サイキック・フロム……



「やっぱり向いてないと思うなぁ」


 目深なフードを被る金髪の少女は強風吹きすさぶビルの頂上に腰掛け、ため息をつきながらヘッドギアのバイザーに映るメールボックスの更新ボタンを連打していた。

 しかし、いくら更新しても彼女が求めるメールは受信されず、少女は画面を消して深いため息をつく。


「どうした、悩みでもあるのか? 今ならしゅの代わりに僕が聞こう」


 そんな少女の隣に、スーツを纏う長身の白人がふわりと降り立った。

 天空より現れた男を見た少女は疲れたように首を横に振る。


「天使に懺悔するようなことじゃないって。ただ、ウチって必要とされてるのかなって」


「君の力は間違いなく助けになっているよ。世間の評判よりもね。少なくとも僕はそう思う」


「ありがと。でも正直、ロスはヒーローの数足りてるし。そもそもウチの力はこの街に適してないっていうか……」




 ――AIEEEEEEEEEEEキャァァァァァァァ!!




 その時、少女たちの眼下のダウンタウンから恐怖に満ちた悲鳴が木霊し、街の喧騒が険しさを増す。

 悲鳴を聞いた少女と男は顔を合わせ、共に頷いた。


「ナイーブはここまでだ。いくぞ、【サイキック】」


「わかってるよ、【エンジェローグ】」


 次の瞬間、二人はさも当然のようにビルから飛び降りた。

 空中を落ちるサイキックは念動力で自らの体を浮遊させ、続いてエンジェローグも両足に翼を生やして宙に浮かぶ。


 二人は空を駆け、喧騒の源へと急行した。


 




 * * *






AIEEEEEEEEEEEキャァァァァァァァ!!」


 怖気色に染まった女性の絶叫がダウンタウンの摩天楼に轟き、一人の女性が泣きながら大通りを逃げ惑っている。

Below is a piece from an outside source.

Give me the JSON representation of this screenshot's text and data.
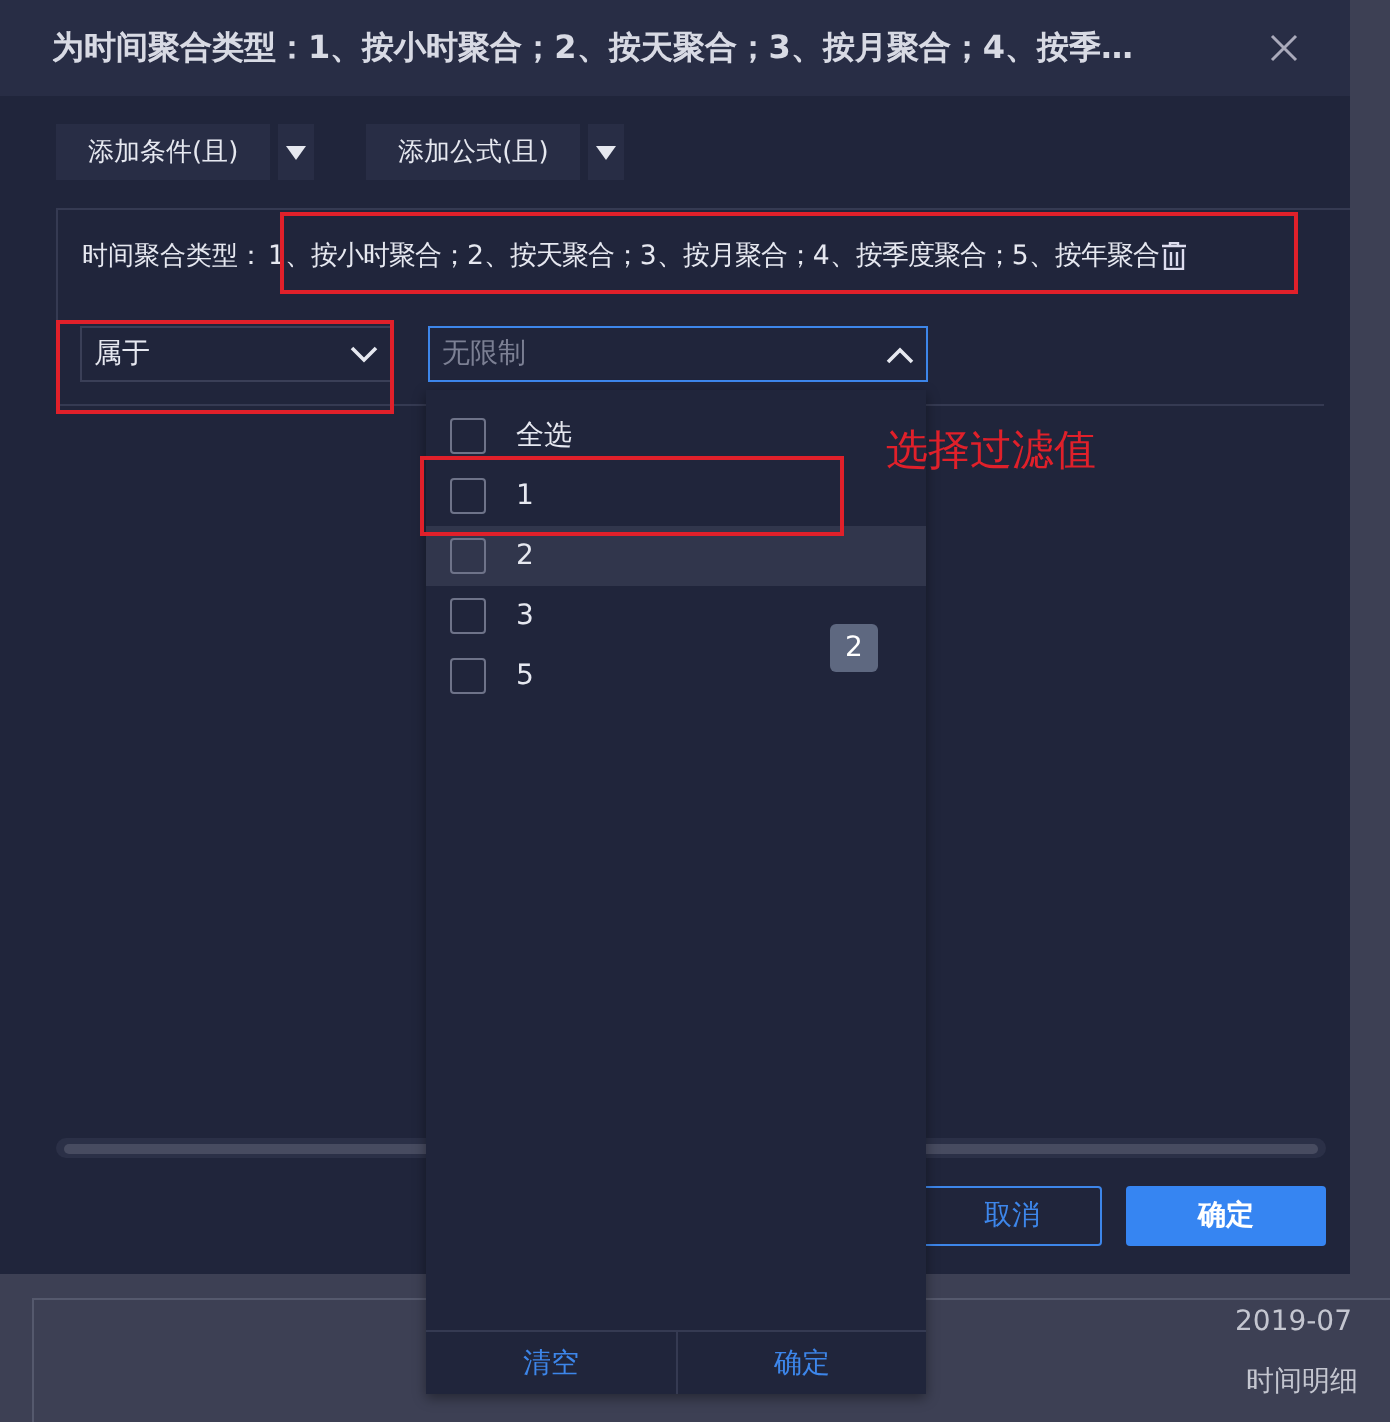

 いくらロサンゼルスが喧騒と狂騒に満ちた街とはいえ、その鬼気迫る叫びを聞けば、それが異常事態などということは誰にでも理解出来た。


 そして叫びを聞いて視線を向けた人々は、逃げる女性と同じように顔面を蒼白に変えたことだろう。


GURAAAAAAAAAAAグルアアアアアアア!!』


 なぜならそこにあったのは、十メートルを優に超える屈強な悪魔デーモンが大斧を振り回しながら女性を追いかけるおぞましき光景だったからだ。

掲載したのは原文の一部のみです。